[Crash-utility] [PATCH] ppc64: fix crash load failure
lijiang
lijiang at redhat.com
Mon Jun 12 06:48:08 UTC 2023
On Mon, Jun 12, 2023 at 9:03 AM HAGIO KAZUHITO(萩尾 一仁) <k-hagio-ab at nec.com>
wrote:
> Hi Lianbo,
>
> sorry, my company was closed last Friday.
>
>
No worry, Kazu.
On 2023/06/08 20:46, lijiang wrote:
> > On Thu, Jun 8, 2023 at 5:56 PM lijiang <lijiang at redhat.com> wrote:
> >
> >> On Thu, Jun 8, 2023 at 5:02 PM HAGIO KAZUHITO(萩尾 一仁) <
> k-hagio-ab at nec.com>
> >> wrote:
> >>
> >>> On 2023/06/08 13:31, Lianbo Jiang wrote:
> >>>> Crash tool will fail to load vmcore with the following error:
> >>>>
> >>>> #crash vmlinux /var/crash/127.0.0.1-2023-06-07-22\:03\:24/vmcore -s
> >>>> crash: invalid structure size: note_buf
> >>>> FILE: diskdump.c LINE: 121 FUNCTION: have_crash_notes()
> >>>>
> >>>> [./crash] error trace: 101859ac => 10291798 => 10291450 =>
> 10266038
> >>>>
> >>>> 10266038: SIZE_verify+156
> >>>> 10291450: have_crash_notes+308
> >>>> 10291798: map_cpus_to_prstatus_kdump_cmprs+448
> >>>> 101859ac: task_init+11980
> >>>>
> >>>> The reason is that the note_buf is not intialized before using the
> >>>> SIZE(note_buf) in the have_crash_notes(). Let's initialize the
> variable
> >>>> note_buf in the ppc64_init() to fix this issue.
> >>>
> >>> Thanks for the patch.
> >>>
> >>> Most of the architectures already have it, but some still do not have,
> >>
> >>
> >> I don't have a 4 cpus s390x machine on hand, and am still trying to find
> >> it.
> >>
> >
> > I checked the crash code.
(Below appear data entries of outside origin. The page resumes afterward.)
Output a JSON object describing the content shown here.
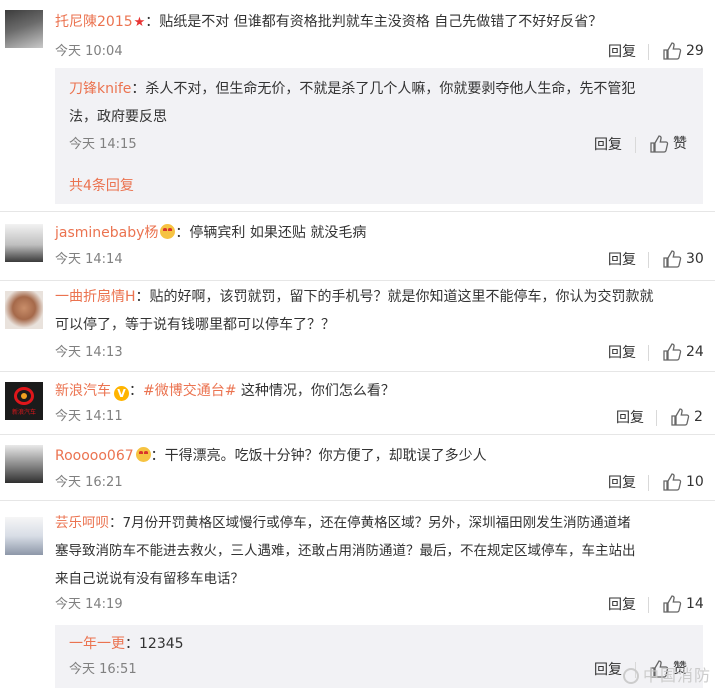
{
  "comments": [
    {
      "user": "托尼陳2015",
      "text": "：贴纸是不对 但谁都有资格批判就车主没资格 自己先做错了不好好反省？",
      "time": "今天 10:04",
      "reply_label": "回复",
      "likes": "29",
      "subreply": {
        "user": "刀锋knife",
        "text_line1": "：杀人不对，但生命无价，不就是杀了几个人嘛，你就要剥夺他人生命，先不管犯",
        "text_line2": "法，政府要反思",
        "time": "今天 14:15",
        "reply_label": "回复",
        "like_label": "赞"
      },
      "more_label": "共4条回复"
    },
    {
      "user": "jasminebaby杨",
      "text": "：停辆宾利  如果还贴 就没毛病",
      "time": "今天 14:14",
      "reply_label": "回复",
      "likes": "30"
    },
    {
      "user": "一曲折扇情H",
      "text_line1": "：贴的好啊，该罚就罚，留下的手机号？就是你知道这里不能停车，你认为交罚款就",
      "text_line2": "可以停了，等于说有钱哪里都可以停车了？？",
      "time": "今天 14:13",
      "reply_label": "回复",
      "likes": "24"
    },
    {
      "user": "新浪汽车",
      "topic": "#微博交通台#",
      "text": " 这种情况，你们怎么看？",
      "time": "今天 14:11",
      "reply_label": "回复",
      "likes": "2",
      "avatar_text": "新浪汽车"
    },
    {
      "user": "Rooooo067",
      "text": "：干得漂亮。吃饭十分钟？你方便了，却耽误了多少人",
      "time": "今天 16:21",
      "reply_label": "回复",
      "likes": "10"
    },
    {
      "user": "芸乐呵呗",
      "text_line1": "：7月份开罚黄格区域慢行或停车，还在停黄格区域？另外，深圳福田刚发生消防通道堵",
      "text_line2": "塞导致消防车不能进去救火，三人遇难，还敢占用消防通道？最后，不在规定区域停车，车主站出",
      "text_line3": "来自己说说有没有留移车电话？",
      "time": "今天 14:19",
      "reply_label": "回复",
      "likes": "14",
      "subreply": {
        "user": "一年一更",
        "text": "：12345",
        "time": "今天 16:51",
        "reply_label": "回复",
        "like_label": "赞"
      }
    }
  ],
  "watermark": "中国消防",
  "colors": {
    "accent": "#eb7350",
    "text": "#333333",
    "muted": "#808080",
    "panel": "#f2f2f5"
  }
}
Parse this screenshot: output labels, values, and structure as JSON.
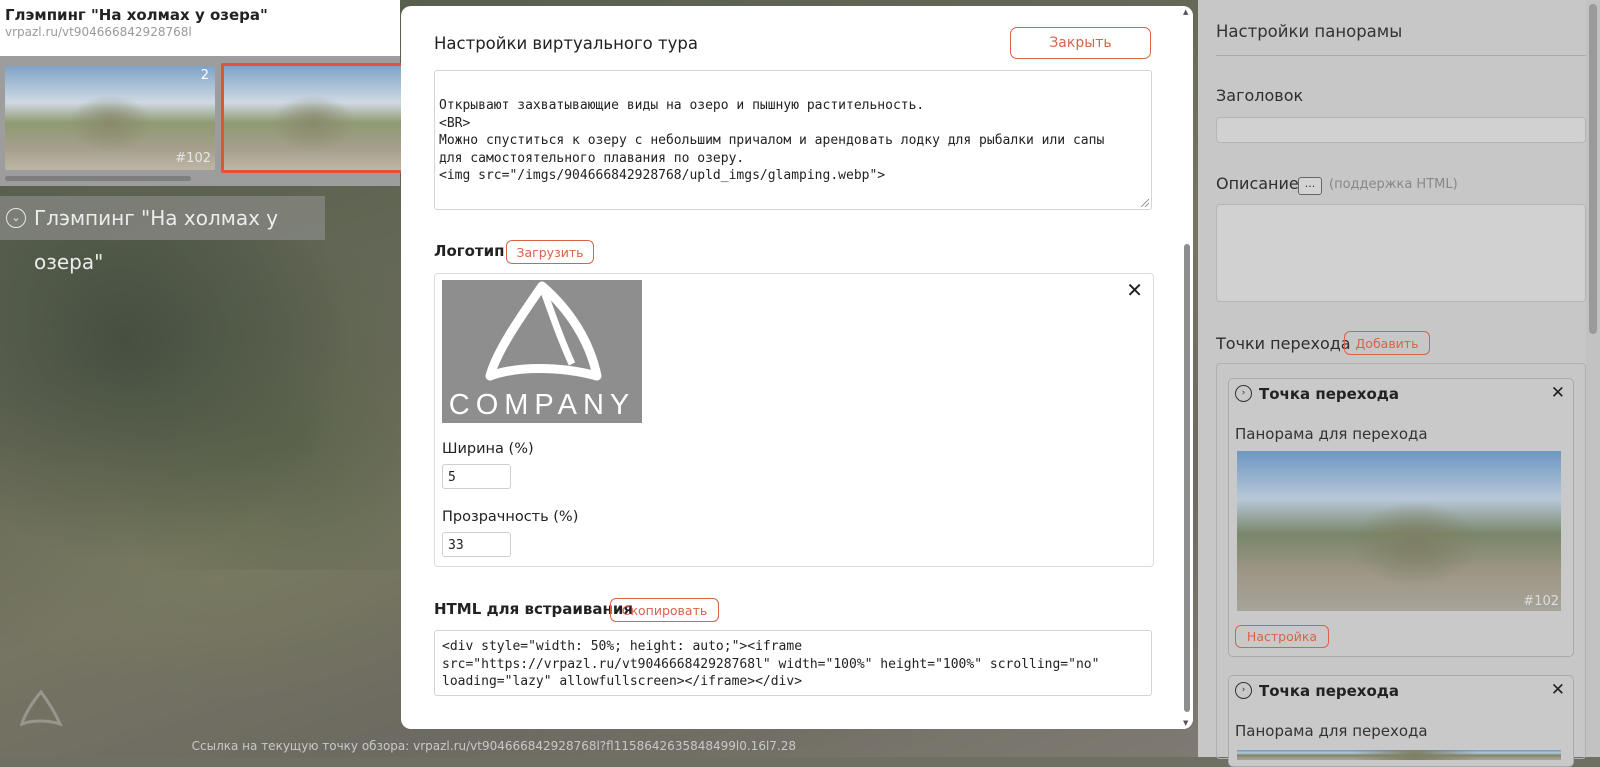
{
  "viewer": {
    "title": "Глэмпинг \"На холмах у озера\"",
    "url": "vrpazl.ru/vt904666842928768l",
    "thumbs": [
      {
        "count": "2",
        "number": "#102"
      },
      {
        "count": "",
        "number": ""
      }
    ],
    "scene_label": "Глэмпинг \"На холмах у озера\"",
    "status_link": "Ссылка на текущую точку обзора: vrpazl.ru/vt904666842928768l?fl1158642635848499l0.16l7.28"
  },
  "modal": {
    "title": "Настройки виртуального тура",
    "close_label": "Закрыть",
    "description_text": "Открывают захватывающие виды на озеро и пышную растительность.\n<BR>\nМожно спуститься к озеру с небольшим причалом и арендовать лодку для рыбалки или сапы\nдля самостоятельного плавания по озеру.\n<img src=\"/imgs/904666842928768/upld_imgs/glamping.webp\">",
    "logo": {
      "label": "Логотип",
      "upload_label": "Загрузить",
      "company_text": "COMPANY",
      "width_label": "Ширина (%)",
      "width_value": "5",
      "opacity_label": "Прозрачность (%)",
      "opacity_value": "33"
    },
    "embed": {
      "label": "HTML для встраивания",
      "copy_label": "Скопировать",
      "code": "<div style=\"width: 50%; height: auto;\"><iframe\nsrc=\"https://vrpazl.ru/vt904666842928768l\" width=\"100%\" height=\"100%\" scrolling=\"no\"\nloading=\"lazy\" allowfullscreen></iframe></div>"
    }
  },
  "right_panel": {
    "title": "Настройки панорамы",
    "heading_label": "Заголовок",
    "heading_value": "",
    "description_label": "Описание",
    "dots_label": "...",
    "description_hint": "(поддержка HTML)",
    "description_value": "",
    "transitions_label": "Точки перехода",
    "add_label": "Добавить",
    "cards": [
      {
        "title": "Точка перехода",
        "sub": "Панорама для перехода",
        "number": "#102",
        "settings_label": "Настройка"
      },
      {
        "title": "Точка перехода",
        "sub": "Панорама для перехода"
      }
    ]
  },
  "colors": {
    "accent": "#d9624a",
    "highlight": "#e2533a"
  }
}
For the s390x, it doesn't invoke the
> > map_cpus_to_prstatus{_kdump_cmprs}(), so this patch should not affect
> the
> > s390x arch.
>
> My thought is that the original commit db8c030857b4 should have added
> the initialization of SIZE(note_buf) in task_init(), because there might
> be some architectures that do not initialize it and it's better to
> initialize it when it's used, e.g. like this:
>
> --- a/task.c
> +++ b/task.c
> @@ -675,6 +675,8 @@ task_init(void)
> tt->this_task = pid_to_task(active_pid);
> }
> else {
> + if (INVALID_SIZE(note_buf))
> + STRUCT_SIZE_INIT(note_buf, "note_buf_t");
> if (KDUMP_DUMPFILE())
> map_cpus_to_prstatus();
> else if (ELF_NOTES_VALID() && DISKDUMP_DUMPFILE())
>
>
Ok, fine to me. But, generally it should be good to be initialized in the
machdep_init() because the note_buf is strongly related to the
crash_notes, and the crash_notes contains machine specific information such
as cpu registers at the time of crash.
> To be exact, maybe we should check also whether the size is valid:
>
> - crash_notes_exists = kernel_symbol_exists("crash_notes");
> + crash_notes_exists = kernel_symbol_exists("crash_notes") &&
> + VALID_SIZE(note_buf);
>
> but if crash_notes is defined, note_buf_t also should be defined. So I
> think the above VALID_SIZE(note_buf) is not necessary.
>
>
Yes, as I mentioned above, they are closely related.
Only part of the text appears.